Pemerintah menilai hasil pertemuan tingkat tinggi tersebut menjadi langkah konkret dalam mempererat kemitraan Indonesia dan Singapura. Selain memperkuat hubungan antarpemerintah, kerja sama yang disepakati juga melibatkan sektor swasta guna mempercepat realisasi berbagai proyek strategis.
Indonesia dan Singapura Resmikan 26 Kerja Sama Strategis
Indonesia dan Singapura menyepakati 26 kerja sama strategis yang mencakup berbagai bidang penting dalam hubungan bilateral.
Kesepakatan tersebut menjadi salah satu hasil utama Leaders' Retreat yang mempertemukan para pemimpin kedua negara. Pemerintah menilai kerja sama ini menjadi fondasi baru untuk memperkuat kolaborasi jangka panjang yang saling menguntungkan.

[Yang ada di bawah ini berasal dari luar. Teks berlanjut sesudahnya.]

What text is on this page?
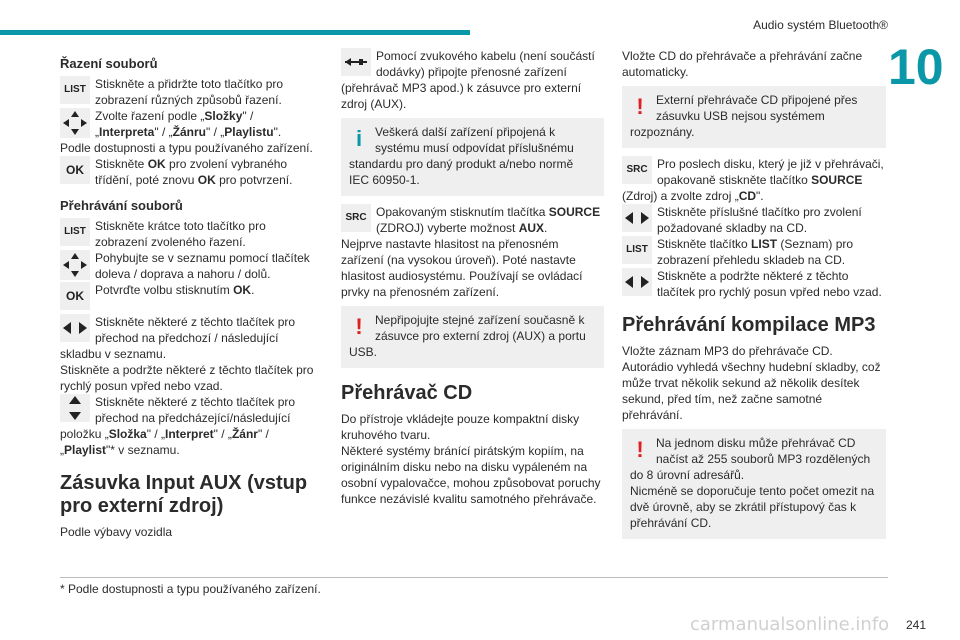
Audio systém Bluetooth®
10
Řazení souborů
LIST Stiskněte a přidržte toto tlačítko pro zobrazení různých způsobů řazení.

Zvolte řazení podle „Složky" / „Interpreta" / „Žánru" / „Playlistu".

Podle dostupnosti a typu používaného zařízení.

OK Stiskněte OK pro zvolení vybraného třídění, poté znovu OK pro potvrzení.

Přehrávání souborů
LIST Stiskněte krátce toto tlačítko pro zobrazení zvoleného řazení.

Pohybujte se v seznamu pomocí tlačítek doleva / doprava a nahoru / dolů.

OK Potvrďte volbu stisknutím OK.

Stiskněte některé z těchto tlačítek pro přechod na předchozí / následující skladbu v seznamu.

Stiskněte a podržte některé z těchto tlačítek pro rychlý posun vpřed nebo vzad.

Stiskněte některé z těchto tlačítek pro přechod na předcházející/následující položku „Složka" / „Interpret" / „Žánr" / „Playlist"* v seznamu.

Zásuvka Input AUX (vstup pro externí zdroj)

Podle výbavy vozidla

Pomocí zvukového kabelu (není součástí dodávky) připojte přenosné zařízení (přehrávač MP3 apod.) k zásuvce pro externí zdroj (AUX).

i	Veškerá další zařízení připojená k systému musí odpovídat příslušnému standardu pro daný produkt a/nebo normě IEC 60950-1.

SRC Opakovaným stisknutím tlačítka SOURCE (ZDROJ) vyberte možnost AUX.

Nejprve nastavte hlasitost na přenosném zařízení (na vysokou úroveň). Poté nastavte hlasitost audiosystému. Používají se ovládací prvky na přenosném zařízení.

!	Nepřipojujte stejné zařízení současně k zásuvce pro externí zdroj (AUX) a portu USB.

Přehrávač CD

Do přístroje vkládejte pouze kompaktní disky kruhového tvaru.

Některé systémy bránící pirátským kopiím, na originálním disku nebo na disku vypáleném na osobní vypalovačce, mohou způsobovat poruchy funkce nezávislé kvalitu samotného přehrávače.

Vložte CD do přehrávače a přehrávání začne automaticky.

!	Externí přehrávače CD připojené přes zásuvku USB nejsou systémem rozpoznány.

SRC Pro poslech disku, který je již v přehrávači, opakovaně stiskněte tlačítko SOURCE (Zdroj) a zvolte zdroj „CD".

Stiskněte příslušné tlačítko pro zvolení požadované skladby na CD.

LIST Stiskněte tlačítko LIST (Seznam) pro zobrazení přehledu skladeb na CD.

Stiskněte a podržte některé z těchto tlačítek pro rychlý posun vpřed nebo vzad.

Přehrávání kompilace MP3

Vložte záznam MP3 do přehrávače CD. Autorádio vyhledá všechny hudební skladby, což může trvat několik sekund až několik desítek sekund, před tím, než začne samotné přehrávání.

!	Na jednom disku může přehrávač CD načíst až 255 souborů MP3 rozdělených do 8 úrovní adresářů.

Nicméně se doporučuje tento počet omezit na dvě úrovně, aby se zkrátil přístupový čas k přehrávání CD.

* Podle dostupnosti a typu používaného zařízení.
carmanualsonline.info 241
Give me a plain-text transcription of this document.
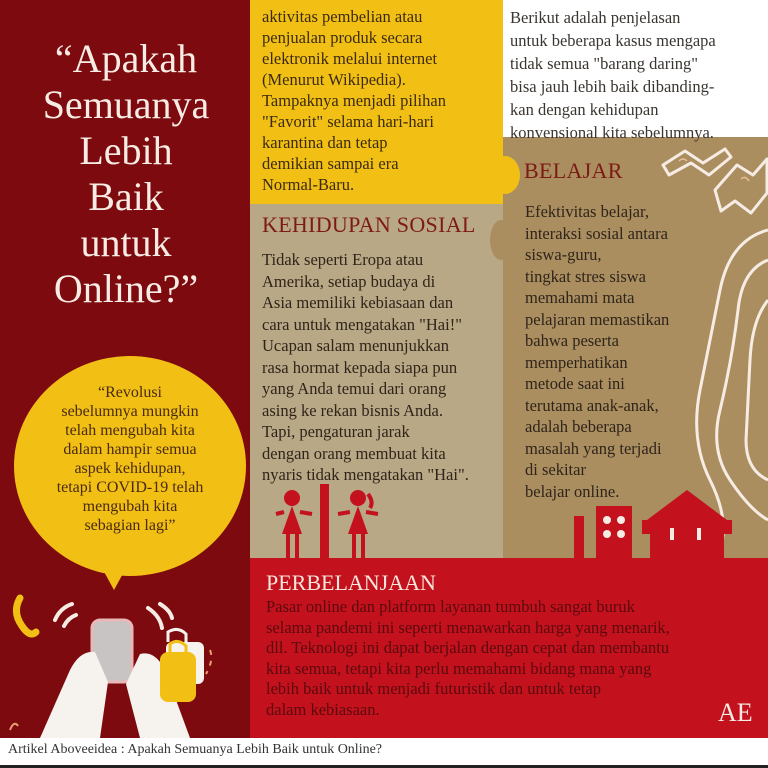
“Apakah
Semuanya
Lebih
Baik
untuk
Online?”
“Revolusi
sebelumnya mungkin
telah mengubah kita
dalam hampir semua
aspek kehidupan,
tetapi COVID-19 telah
mengubah kita
sebagian lagi”
aktivitas pembelian atau
penjualan produk secara
elektronik melalui internet
(Menurut Wikipedia).
Tampaknya menjadi pilihan
"Favorit" selama hari-hari
karantina dan tetap
demikian sampai era
Normal-Baru.
Berikut adalah penjelasan
untuk beberapa kasus mengapa
tidak semua "barang daring"
bisa jauh lebih baik dibanding-
kan dengan kehidupan
konvensional kita sebelumnya.
KEHIDUPAN SOSIAL
Tidak seperti Eropa atau
Amerika, setiap budaya di
Asia memiliki kebiasaan dan
cara untuk mengatakan "Hai!"
Ucapan salam menunjukkan
rasa hormat kepada siapa pun
yang Anda temui dari orang
asing ke rekan bisnis Anda.
Tapi, pengaturan jarak
dengan orang membuat kita
nyaris tidak mengatakan "Hai".
BELAJAR
Efektivitas belajar,
interaksi sosial antara
siswa-guru,
tingkat stres siswa
memahami mata
pelajaran memastikan
bahwa peserta
memperhatikan
metode saat ini
terutama anak-anak,
adalah beberapa
masalah yang terjadi
di sekitar
belajar online.
PERBELANJAAN
Pasar online dan platform layanan tumbuh sangat buruk
selama pandemi ini seperti menawarkan harga yang menarik,
dll. Teknologi ini dapat berjalan dengan cepat dan membantu
kita semua, tetapi kita perlu memahami bidang mana yang
lebih baik untuk menjadi futuristik dan untuk tetap
dalam kebiasaan.	AE
Artikel Aboveeidea : Apakah Semuanya Lebih Baik untuk Online?
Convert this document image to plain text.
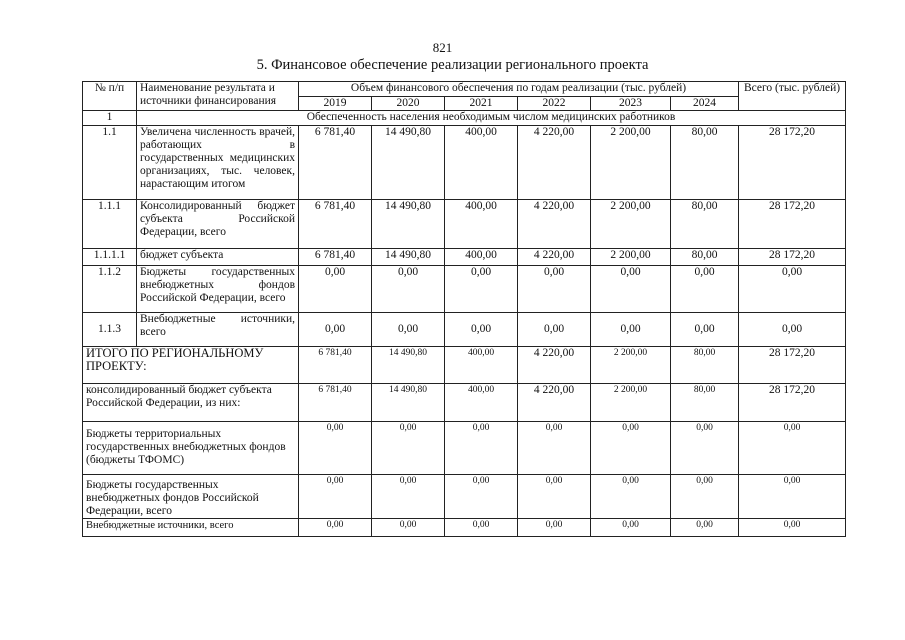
821
5. Финансовое обеспечение реализации регионального проекта
№ п/п	Наименование результата и источники финансирования	Объем финансового обеспечения по годам реализации (тыс. рублей)						Всего (тыс. рублей)
		2019	2020	2021	2022	2023	2024	
1	Обеспеченность населения необходимым числом медицинских работников							
1.1	Увеличена численность врачей, работающих в государственных медицинских организациях, тыс. человек, нарастающим итогом	6 781,40	14 490,80	400,00	4 220,00	2 200,00	80,00	28 172,20
1.1.1	Консолидированный бюджет субъекта Российской Федерации, всего	6 781,40	14 490,80	400,00	4 220,00	2 200,00	80,00	28 172,20
1.1.1.1	бюджет субъекта	6 781,40	14 490,80	400,00	4 220,00	2 200,00	80,00	28 172,20
1.1.2	Бюджеты государственных внебюджетных фондов Российской Федерации, всего	0,00	0,00	0,00	0,00	0,00	0,00	0,00
1.1.3	Внебюджетные источники, всего	0,00	0,00	0,00	0,00	0,00	0,00	0,00
ИТОГО ПО РЕГИОНАЛЬНОМУ ПРОЕКТУ:		6 781,40	14 490,80	400,00	4 220,00	2 200,00	80,00	28 172,20
консолидированный бюджет субъекта Российской Федерации, из них:		6 781,40	14 490,80	400,00	4 220,00	2 200,00	80,00	28 172,20

Бюджеты территориальных государственных внебюджетных фондов (бюджеты ТФОМС)		0,00	0,00	0,00	0,00	0,00	0,00	0,00

Бюджеты государственных внебюджетных фондов Российской Федерации, всего		0,00	0,00	0,00	0,00	0,00	0,00	0,00
Внебюджетные источники, всего		0,00	0,00	0,00	0,00	0,00	0,00	0,00
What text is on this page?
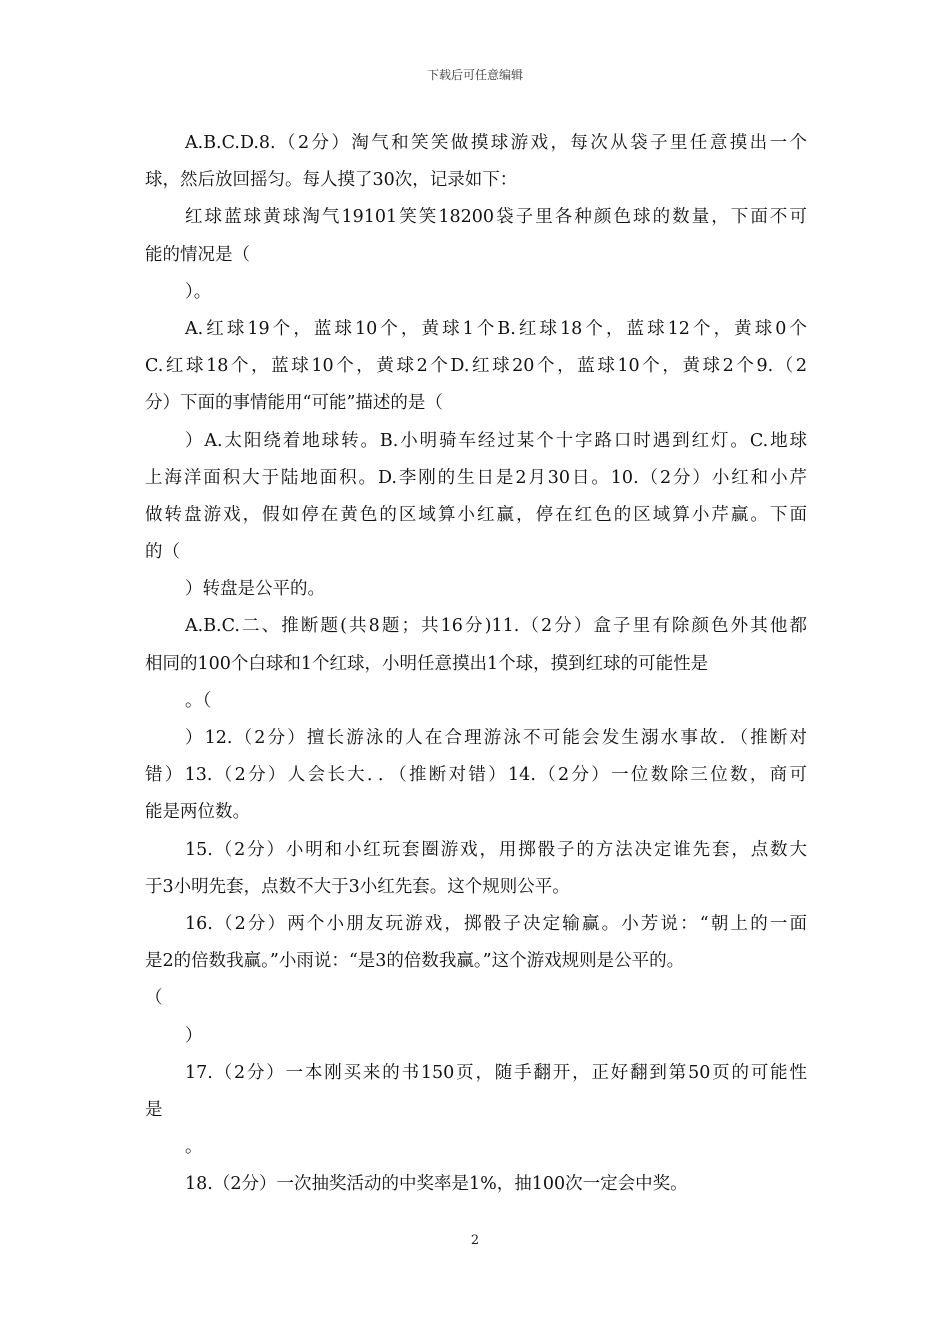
下载后可任意编辑
A.B.C.D.8.（2分）淘气和笑笑做摸球游戏，每次从袋子里任意摸出一个
球，然后放回摇匀。每人摸了30次，记录如下：
红球蓝球黄球淘气19101笑笑18200袋子里各种颜色球的数量，下面不可
能的情况是（
）。
A.红球19个，蓝球10个，黄球1个B.红球18个，蓝球12个，黄球0个
C.红球18个，蓝球10个，黄球2个D.红球20个，蓝球10个，黄球2个9.（2
分）下面的事情能用“可能”描述的是（
）A.太阳绕着地球转。B.小明骑车经过某个十字路口时遇到红灯。C.地球
上海洋面积大于陆地面积。D.李刚的生日是2月30日。10.（2分）小红和小芹
做转盘游戏，假如停在黄色的区域算小红赢，停在红色的区域算小芹赢。下面
的（
）转盘是公平的。
A.B.C.二、推断题(共8题；共16分)11.（2分）盒子里有除颜色外其他都
相同的100个白球和1个红球，小明任意摸出1个球，摸到红球的可能性是
。（
）12.（2分）擅长游泳的人在合理游泳不可能会发生溺水事故．（推断对
错）13.（2分）人会长大．．（推断对错）14.（2分）一位数除三位数，商可
能是两位数。
15.（2分）小明和小红玩套圈游戏，用掷骰子的方法决定谁先套，点数大
于3小明先套，点数不大于3小红先套。这个规则公平。
16.（2分）两个小朋友玩游戏，掷骰子决定输赢。小芳说：“朝上的一面
是2的倍数我赢。”小雨说：“是3的倍数我赢。”这个游戏规则是公平的。
（
）
17.（2分）一本刚买来的书150页，随手翻开，正好翻到第50页的可能性
是
。
18.（2分）一次抽奖活动的中奖率是1%，抽100次一定会中奖。
2
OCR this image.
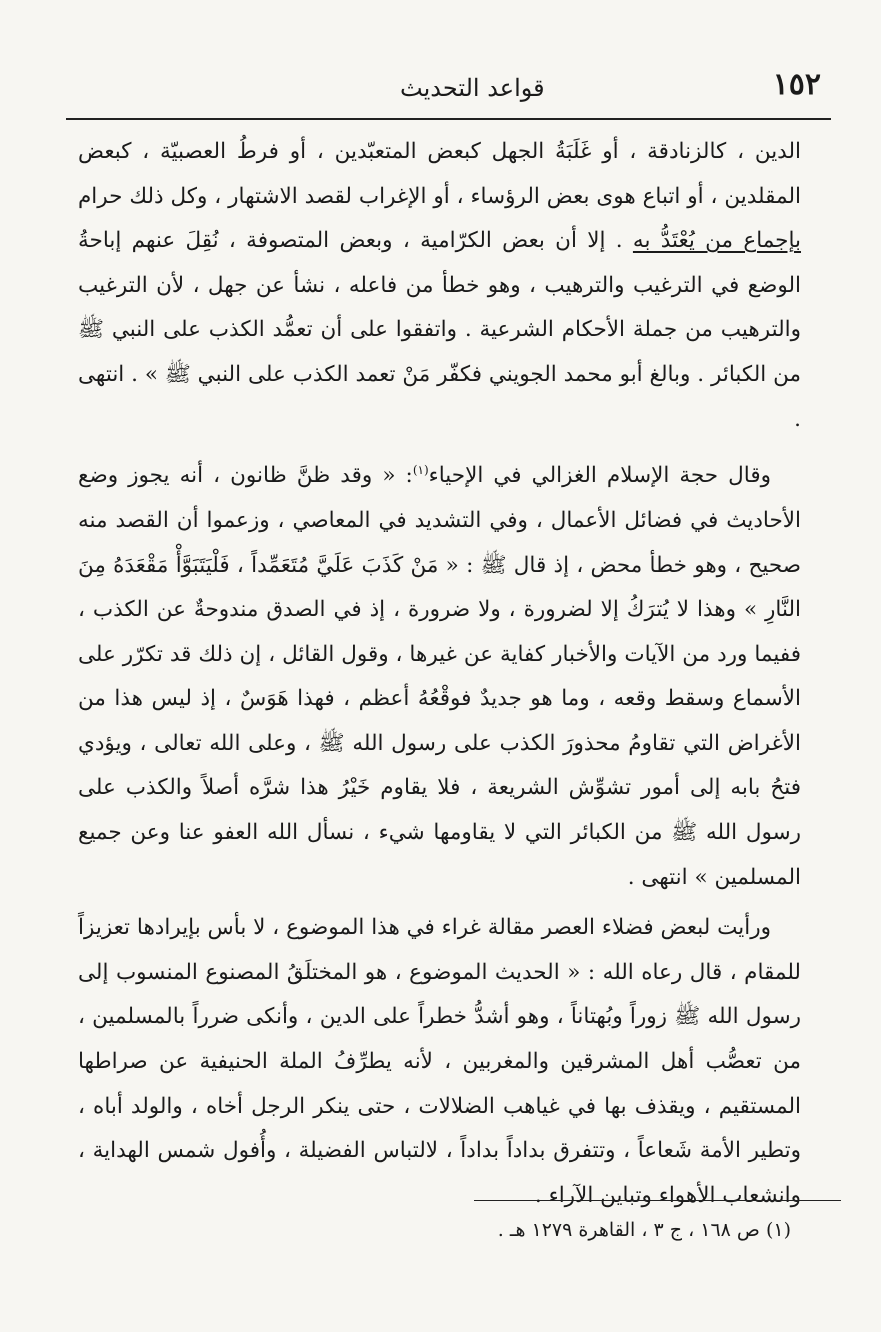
١٥٢
قواعد التحديث

الدين ، كالزنادقة ، أو غَلَبَةُ الجهل كبعض المتعبّدين ، أو فرطُ العصبيّة ، كبعض المقلدين ، أو اتباع هوى بعض الرؤساء ، أو الإغراب لقصد الاشتهار ، وكل ذلك حرام بإجماع من يُعْتَدُّ به . إلا أن بعض الكرّامية ، وبعض المتصوفة ، نُقِلَ عنهم إباحةُ الوضع في الترغيب والترهيب ، وهو خطأ من فاعله ، نشأ عن جهل ، لأن الترغيب والترهيب من جملة الأحكام الشرعية . واتفقوا على أن تعمُّد الكذب على النبي ﷺ من الكبائر . وبالغ أبو محمد الجويني فكفّر مَنْ تعمد الكذب على النبي ﷺ » . انتهى .

وقال حجة الإسلام الغزالي في الإحياء$^{(١)}$: « وقد ظنَّ ظانون ، أنه يجوز وضع الأحاديث في فضائل الأعمال ، وفي التشديد في المعاصي ، وزعموا أن القصد منه صحيح ، وهو خطأ محض ، إذ قال ﷺ : « مَنْ كَذَبَ عَلَيَّ مُتَعَمِّداً ، فَلْيَتَبَوَّأْ مَقْعَدَهُ مِنَ النَّارِ » وهذا لا يُترَكُ إلا لضرورة ، ولا ضرورة ، إذ في الصدق مندوحةٌ عن الكذب ، ففيما ورد من الآيات والأخبار كفاية عن غيرها ، وقول القائل ، إن ذلك قد تكرّر على الأسماع وسقط وقعه ، وما هو جديدٌ فوقْعُهُ أعظم ، فهذا هَوَسٌ ، إذ ليس هذا من الأغراض التي تقاومُ محذورَ الكذب على رسول الله ﷺ ، وعلى الله تعالى ، ويؤدي فتحُ بابه إلى أمور تشوِّش الشريعة ، فلا يقاوم خَيْرُ هذا شرَّه أصلاً والكذب على رسول الله ﷺ من الكبائر التي لا يقاومها شيء ، نسأل الله العفو عنا وعن جميع المسلمين » انتهى .

ورأيت لبعض فضلاء العصر مقالة غراء في هذا الموضوع ، لا بأس بإيرادها تعزيزاً للمقام ، قال رعاه الله : « الحديث الموضوع ، هو المختلَقُ المصنوع المنسوب إلى رسول الله ﷺ زوراً وبُهتاناً ، وهو أشدُّ خطراً على الدين ، وأنكى ضرراً بالمسلمين ، من تعصُّب أهل المشرقين والمغربين ، لأنه يطرِّفُ الملة الحنيفية عن صراطها المستقيم ، ويقذف بها في غياهب الضلالات ، حتى ينكر الرجل أخاه ، والولد أباه ، وتطير الأمة شَعاعاً ، وتتفرق بداداً بداداً ، لالتباس الفضيلة ، وأُفول شمس الهداية ، وانشعاب الأهواء وتباين الآراء .

(١) ص ١٦٨ ، ج ٣ ، القاهرة ١٢٧٩ هـ .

Kolaborasi Melibatkan Pemerintah dan Dunia Usaha
Dari total kesepakatan yang dicapai, 18 merupakan kerja sama antarpemerintah, sedangkan 8 lainnya merupakan kerja sama antarpelaku usaha.
Komposisi tersebut menunjukkan bahwa penguatan hubungan Indonesia dan Singapura tidak hanya dilakukan melalui kebijakan pemerintah, tetapi juga melalui partisipasi aktif dunia usaha. Sinergi ini diharapkan dapat mempercepat investasi, perdagangan, dan pengembangan berbagai sektor ekonomi.
Kerja Sama Difokuskan pada Sektor Bernilai Strategis
Kesepakatan kedua negara mencakup berbagai sektor strategis, antara lain ekonomi, energi, pertahanan, transformasi digital, dan ketahanan pangan.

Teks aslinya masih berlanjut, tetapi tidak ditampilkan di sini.